Sovereign stacks and geopolitical fragmentation
Policy and capital are rearranging the global stack. Nations and blocs increasingly treat compute and model capabilities as strategic infrastructure to be stewarded, not only regulated. Large states and wealthy sub‑national investors are funding regional clusters, and alliances are forming around preferred hardware and software suppliers.
The likely intermediate outcome is a splintered landscape of US‑aligned, China‑aligned and non‑aligned stacks. Mid‑sized nations face a difficult choice: adopt a foreign stack and accept dependencies, or build expensive domestic capabilities and risk lagging economic adoption. Multinational pooling and minilateral consortiums are one plausible mitigation, but political friction and commercial incentives will make coordination hard.
Trust, utility and the social bargain
There is a growing social tension: adoption and familiarity are surging even as public trust softens. Large shares of populations report worry about AI’s effects even as they rely on AI tools for coding, writing and decision support. This creates a brittle social bargain—utility today in exchange for exposure to unknown risks tomorrow.
How institutions, platforms and regulators manage that bargain will shape uptake. Transparency, verifiable guardrails, and realistic communications about capabilities and limits will influence whether regulation becomes enabling or prohibitive. Absent credible governance, fragmentation and public backlash could slow diffusion and concentrate value in those who can operate with the fewest constraints.

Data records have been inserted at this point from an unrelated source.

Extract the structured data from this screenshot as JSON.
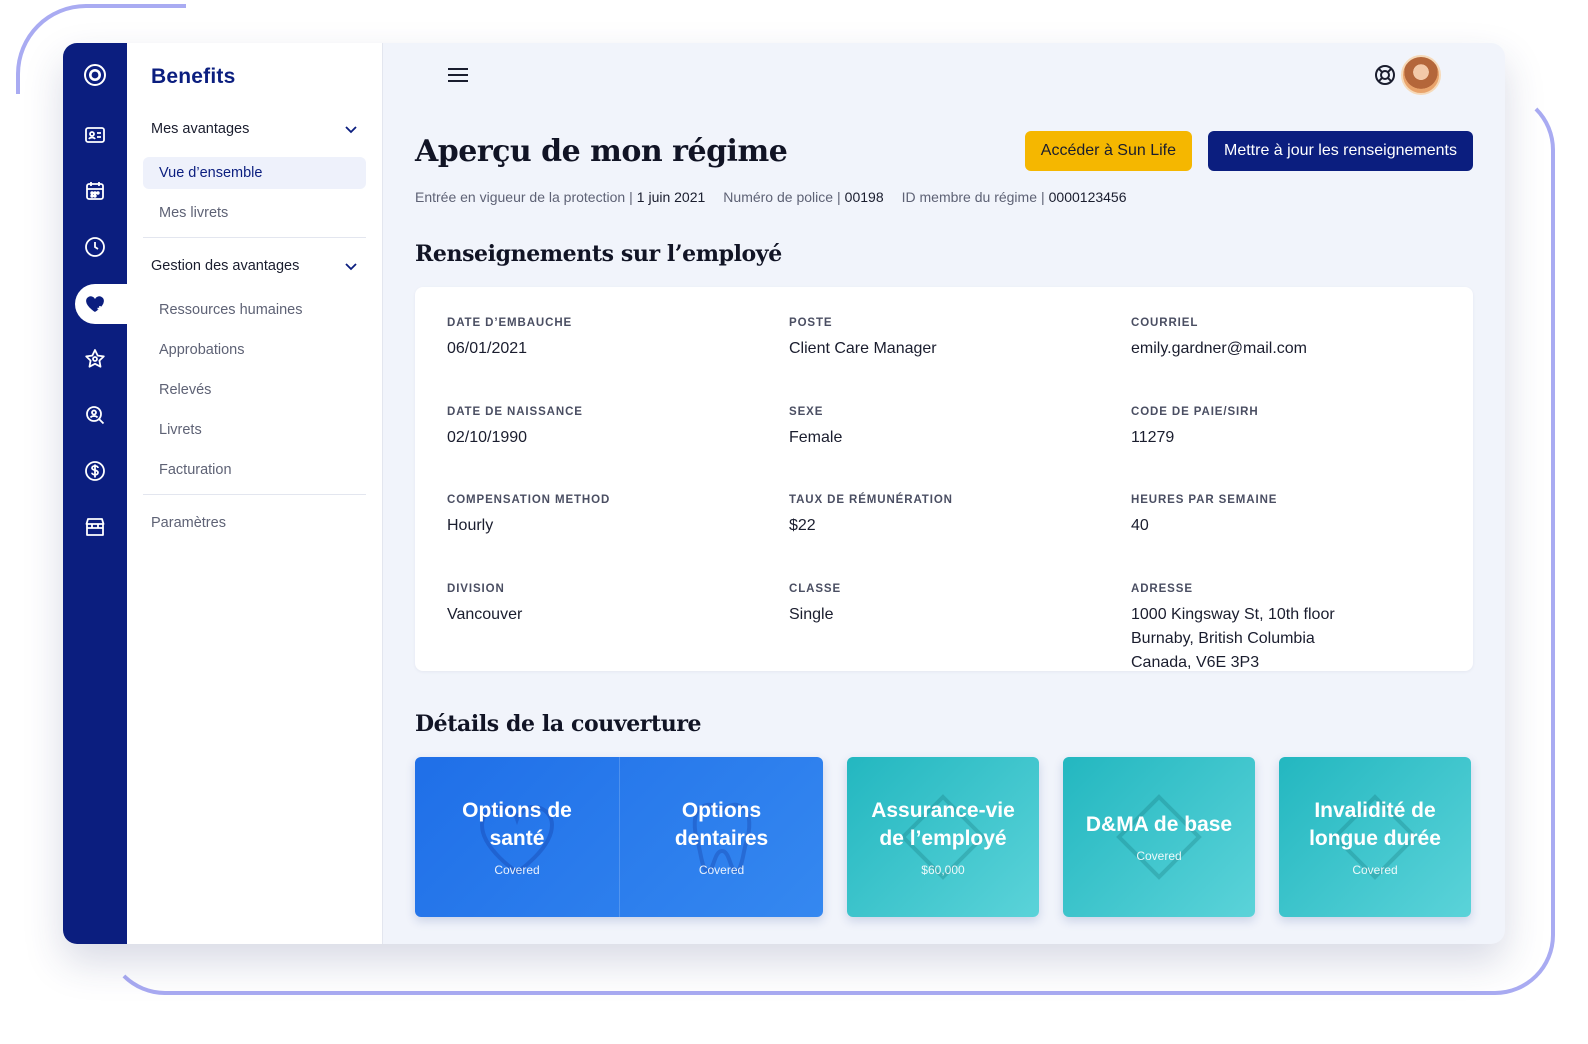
{
  "app": {
    "brand": "Benefits"
  },
  "sidebar": {
    "groups": [
      {
        "label": "Mes avantages",
        "items": [
          {
            "label": "Vue d’ensemble",
            "active": true
          },
          {
            "label": "Mes livrets"
          }
        ]
      },
      {
        "label": "Gestion des avantages",
        "items": [
          {
            "label": "Ressources humaines"
          },
          {
            "label": "Approbations"
          },
          {
            "label": "Relevés"
          },
          {
            "label": "Livrets"
          },
          {
            "label": "Facturation"
          }
        ]
      }
    ],
    "settings": "Paramètres"
  },
  "rail_icons": [
    "logo-icon",
    "id-card-icon",
    "calendar-icon",
    "clock-icon",
    "heart-icon",
    "star-icon",
    "search-person-icon",
    "dollar-icon",
    "store-icon"
  ],
  "header": {
    "title": "Aperçu de mon régime",
    "btn_sunlife": "Accéder à Sun Life",
    "btn_update": "Mettre à jour les renseignements"
  },
  "meta": {
    "coverage_label": "Entrée en vigueur de la protection",
    "coverage_value": "1 juin 2021",
    "policy_label": "Numéro de police",
    "policy_value": "00198",
    "member_label": "ID membre du régime",
    "member_value": "0000123456",
    "sep": "|"
  },
  "employee": {
    "section_title": "Renseignements sur l’employé",
    "fields": [
      {
        "label": "Date d’embauche",
        "value": "06/01/2021"
      },
      {
        "label": "Poste",
        "value": "Client Care Manager"
      },
      {
        "label": "Courriel",
        "value": "emily.gardner@mail.com"
      },
      {
        "label": "Date de naissance",
        "value": "02/10/1990"
      },
      {
        "label": "Sexe",
        "value": "Female"
      },
      {
        "label": "Code de paie/SIRH",
        "value": "11279"
      },
      {
        "label": "Compensation method",
        "value": "Hourly"
      },
      {
        "label": "Taux de rémunération",
        "value": "$22"
      },
      {
        "label": "Heures par semaine",
        "value": "40"
      },
      {
        "label": "Division",
        "value": "Vancouver"
      },
      {
        "label": "Classe",
        "value": "Single"
      },
      {
        "label": "Adresse",
        "value_lines": [
          "1000 Kingsway St, 10th floor",
          "Burnaby, British Columbia",
          "Canada, V6E 3P3"
        ]
      }
    ]
  },
  "coverage": {
    "section_title": "Détails de la couverture",
    "tiles": [
      {
        "name_lines": [
          "Options de",
          "santé"
        ],
        "sub": "Covered"
      },
      {
        "name_lines": [
          "Options",
          "dentaires"
        ],
        "sub": "Covered"
      },
      {
        "name_lines": [
          "Assurance-vie",
          "de l’employé"
        ],
        "sub": "$60,000"
      },
      {
        "name_lines": [
          "D&MA de base"
        ],
        "sub": "Covered"
      },
      {
        "name_lines": [
          "Invalidité de",
          "longue durée"
        ],
        "sub": "Covered"
      }
    ]
  },
  "colors": {
    "navy": "#0b1e7f",
    "yellow": "#f5b700",
    "blue_tile": "#1f6fe8",
    "teal_tile": "#23b7c0"
  }
}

What to watch over the next 24 months
Several concrete markers will decide whether the period becomes an inflection or a pause. First, enterprise ROI signals: do a meaningful share of large firms publish measurable productivity gains beyond isolated case studies? Second, energy and interconnection reforms: can grid operators and permitting regimes cut lead times where clusters are planned? Third, hardware supply: do accelerators remain scarce or does production scale? Fourth, the spread of open weights and locally deployable models: do they materially displace cloud dependency for regulated and privacy‑sensitive workloads?

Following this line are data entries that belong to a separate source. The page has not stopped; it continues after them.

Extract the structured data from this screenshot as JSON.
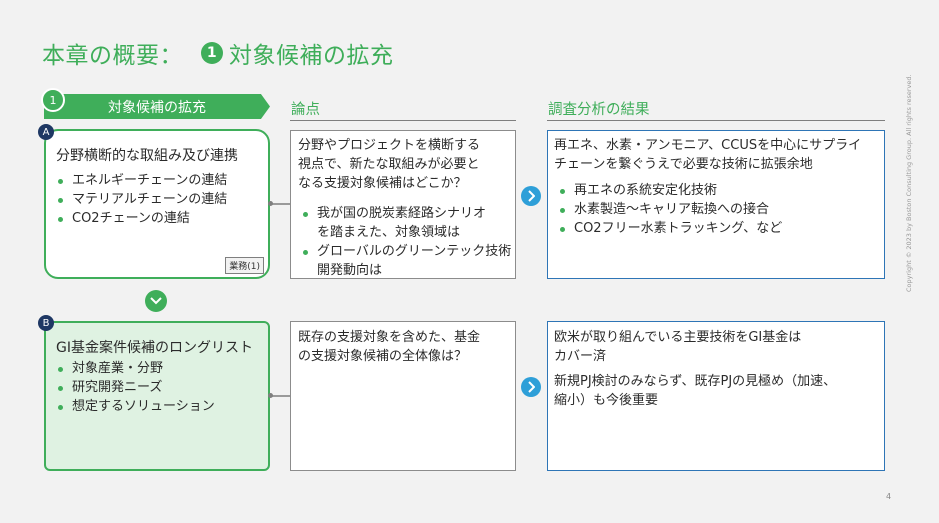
{
  "title": {
    "main": "本章の概要：",
    "number": "1",
    "sub": "対象候補の拡充"
  },
  "tab": {
    "number": "1",
    "label": "対象候補の拡充"
  },
  "columns": {
    "points": "論点",
    "results": "調査分析の結果"
  },
  "card_a": {
    "letter": "A",
    "title": "分野横断的な取組み及び連携",
    "items": [
      "エネルギーチェーンの連結",
      "マテリアルチェーンの連結",
      "CO2チェーンの連結"
    ],
    "badge": "業務(1)"
  },
  "card_b": {
    "letter": "B",
    "title": "GI基金案件候補のロングリスト",
    "items": [
      "対象産業・分野",
      "研究開発ニーズ",
      "想定するソリューション"
    ]
  },
  "point_a": {
    "lines": [
      "分野やプロジェクトを横断する",
      "視点で、新たな取組みが必要と",
      "なる支援対象候補はどこか？"
    ],
    "items": [
      [
        "我が国の脱炭素経路シナリオ",
        "を踏まえた、対象領域は"
      ],
      [
        "グローバルのグリーンテック技術",
        "開発動向は"
      ]
    ]
  },
  "point_b": {
    "lines": [
      "既存の支援対象を含めた、基金",
      "の支援対象候補の全体像は？"
    ]
  },
  "result_a": {
    "lines": [
      "再エネ、水素・アンモニア、CCUSを中心にサプライ",
      "チェーンを繋ぐうえで必要な技術に拡張余地"
    ],
    "items": [
      "再エネの系統安定化技術",
      "水素製造～キャリア転換への接合",
      "CO2フリー水素トラッキング、など"
    ]
  },
  "result_b": {
    "p1": [
      "欧米が取り組んでいる主要技術をGI基金は",
      "カバー済"
    ],
    "p2": [
      "新規PJ検討のみならず、既存PJの見極め（加速、",
      "縮小）も今後重要"
    ]
  },
  "footer": {
    "copyright": "Copyright © 2023 by Boston Consulting Group. All rights reserved.",
    "page": "4"
  },
  "colors": {
    "green": "#3fae5a",
    "navy": "#1f3864",
    "blue": "#2e75b6",
    "arrow_blue": "#2e9fd8"
  },
  "icons": {
    "arrow": "chevron-right-icon",
    "down": "chevron-down-icon"
  }
}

Finally, geopolitical moves matter: new multilateral compute projects, sovereign investments, and export controls could redraw who has practical access to frontier capabilities. The interplay of economics, physics and policy will determine whether the next two years lock in a few dominant platforms or broaden the technological commons.
In short, the coming 18–24 months are not merely another product cycle: they are a test of whether organisations, grids and governments can adapt to the pressure points that rapid AI progress has already exposed. Observers and decision makers should watch the three linked systems—technology, infrastructure, and institutions—because success requires all three to scale together.